Since 2023, the prices of solar modules and energy storage batteries have dropped rapidly, significantly lowering installation costs. As a result, solar-storage systems, once considered a luxury, have become affordable for the general public, triggering a surge in demand.

According to estimates, a home solar-storage system can pay for itself in five years. For example, the installation cost for a typical “5kW solar + 10kWh storage” system in Pakistan is about 25,000 RMB. Assuming an average electricity price of 70 PKR (including basic electricity fees and various taxes), equivalent to 1.8 RMB/kWh, and considering Pakistan's benchmark interest rate and loan rate of 22%, the system's return on investment is around 37.5%, allowing for a payback period of 4-5 years.

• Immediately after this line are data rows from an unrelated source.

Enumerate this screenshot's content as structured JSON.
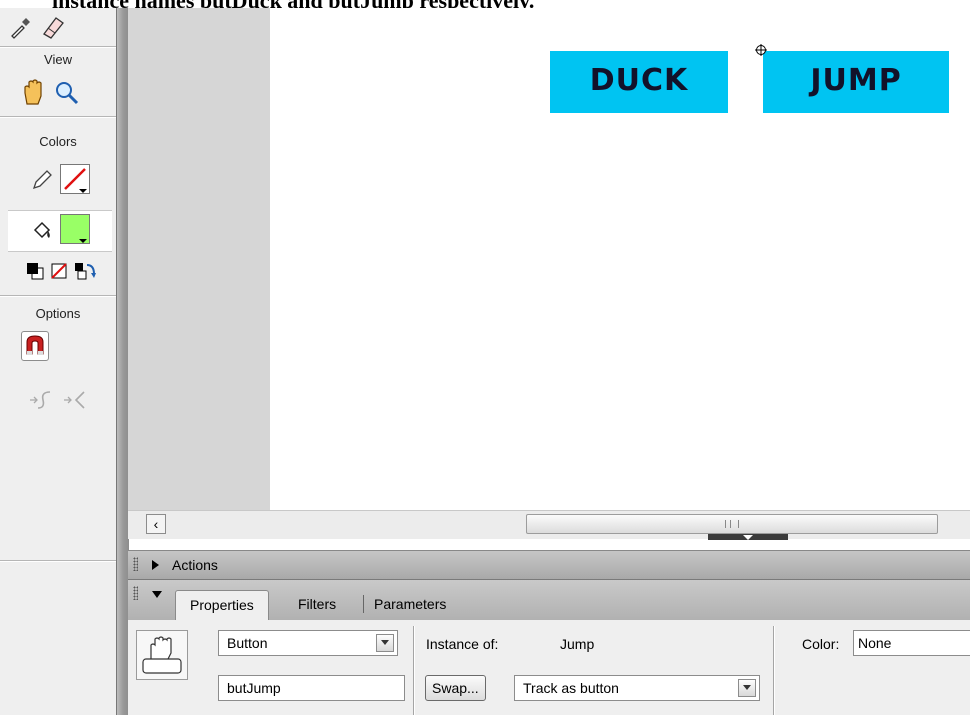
{
  "caption": {
    "text": "instance names butDuck and butJump respectively."
  },
  "tools": {
    "view_label": "View",
    "colors_label": "Colors",
    "options_label": "Options",
    "stroke_color": "none",
    "fill_color": "#99ff66",
    "icons": [
      "eyedropper-icon",
      "eraser-icon",
      "hand-icon",
      "zoom-icon",
      "pencil-icon",
      "paint-bucket-icon",
      "black-white-icon",
      "no-color-icon",
      "swap-colors-icon",
      "snap-magnet-icon",
      "smooth-icon",
      "straighten-icon"
    ]
  },
  "stage": {
    "duck_button": "DUCK",
    "jump_button": "JUMP",
    "button_color": "#00c4f2"
  },
  "panels": {
    "actions_label": "Actions",
    "tabs": {
      "properties": "Properties",
      "filters": "Filters",
      "parameters": "Parameters"
    },
    "symbol_behavior": "Button",
    "instance_name": "butJump",
    "instance_of_label": "Instance of:",
    "instance_of_value": "Jump",
    "swap_label": "Swap...",
    "tracking": "Track as button",
    "color_label": "Color:",
    "color_value": "None"
  }
}
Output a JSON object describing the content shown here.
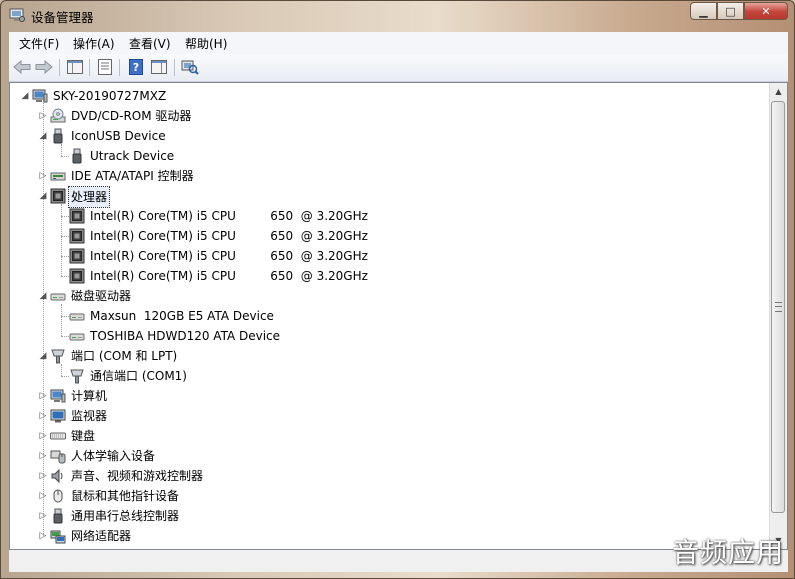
{
  "window": {
    "title": "设备管理器",
    "caption_buttons": {
      "minimize": "▁",
      "maximize": "□",
      "close": "✕"
    }
  },
  "menu": [
    "文件(F)",
    "操作(A)",
    "查看(V)",
    "帮助(H)"
  ],
  "toolbar": {
    "buttons": [
      "back-arrow-icon",
      "forward-arrow-icon",
      "show-hide-console-tree-icon",
      "properties-icon",
      "help-icon",
      "action-pane-icon",
      "scan-hardware-icon"
    ]
  },
  "tree": {
    "root": "SKY-20190727MXZ",
    "nodes": [
      {
        "label": "DVD/CD-ROM 驱动器",
        "icon": "dvd-drive-icon",
        "expanded": false,
        "children": []
      },
      {
        "label": "IconUSB Device",
        "icon": "usb-device-icon",
        "expanded": true,
        "children": [
          {
            "label": "Utrack Device",
            "icon": "usb-device-icon"
          }
        ]
      },
      {
        "label": "IDE ATA/ATAPI 控制器",
        "icon": "ide-controller-icon",
        "expanded": false,
        "children": []
      },
      {
        "label": "处理器",
        "icon": "processor-icon",
        "expanded": true,
        "selected": true,
        "children": [
          {
            "label": "Intel(R) Core(TM) i5 CPU         650  @ 3.20GHz",
            "icon": "processor-icon"
          },
          {
            "label": "Intel(R) Core(TM) i5 CPU         650  @ 3.20GHz",
            "icon": "processor-icon"
          },
          {
            "label": "Intel(R) Core(TM) i5 CPU         650  @ 3.20GHz",
            "icon": "processor-icon"
          },
          {
            "label": "Intel(R) Core(TM) i5 CPU         650  @ 3.20GHz",
            "icon": "processor-icon"
          }
        ]
      },
      {
        "label": "磁盘驱动器",
        "icon": "disk-drive-icon",
        "expanded": true,
        "children": [
          {
            "label": "Maxsun  120GB E5 ATA Device",
            "icon": "disk-drive-icon"
          },
          {
            "label": "TOSHIBA HDWD120 ATA Device",
            "icon": "disk-drive-icon"
          }
        ]
      },
      {
        "label": "端口 (COM 和 LPT)",
        "icon": "port-icon",
        "expanded": true,
        "children": [
          {
            "label": "通信端口 (COM1)",
            "icon": "port-icon"
          }
        ]
      },
      {
        "label": "计算机",
        "icon": "computer-icon",
        "expanded": false,
        "children": []
      },
      {
        "label": "监视器",
        "icon": "monitor-icon",
        "expanded": false,
        "children": []
      },
      {
        "label": "键盘",
        "icon": "keyboard-icon",
        "expanded": false,
        "children": []
      },
      {
        "label": "人体学输入设备",
        "icon": "hid-icon",
        "expanded": false,
        "children": []
      },
      {
        "label": "声音、视频和游戏控制器",
        "icon": "sound-icon",
        "expanded": false,
        "children": []
      },
      {
        "label": "鼠标和其他指针设备",
        "icon": "mouse-icon",
        "expanded": false,
        "children": []
      },
      {
        "label": "通用串行总线控制器",
        "icon": "usb-controller-icon",
        "expanded": false,
        "children": []
      },
      {
        "label": "网络适配器",
        "icon": "network-adapter-icon",
        "expanded": false,
        "children": []
      }
    ]
  },
  "watermark": "音频应用"
}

With the rising popularity of solar-storage installations due to Pakistan's recent large-scale blackouts, many Chinese solar-storage companies, such as Xingshiju Century, Firstar Energy, and Deye, have entered the market. At the solar exhibition held in February this year in Lahore, Pakistan's second-largest city, energy storage companies like Sungrow, SAJ Electric, Megarevo, Okaya New Energy, and GNY participated in the exhibition.

As solar-storage installation costs continue to fall and electricity prices rise, solar-storage demand is expected to explode. Solar-storage companies that have prioritized emerging market expansion will likely benefit from this rapid growth.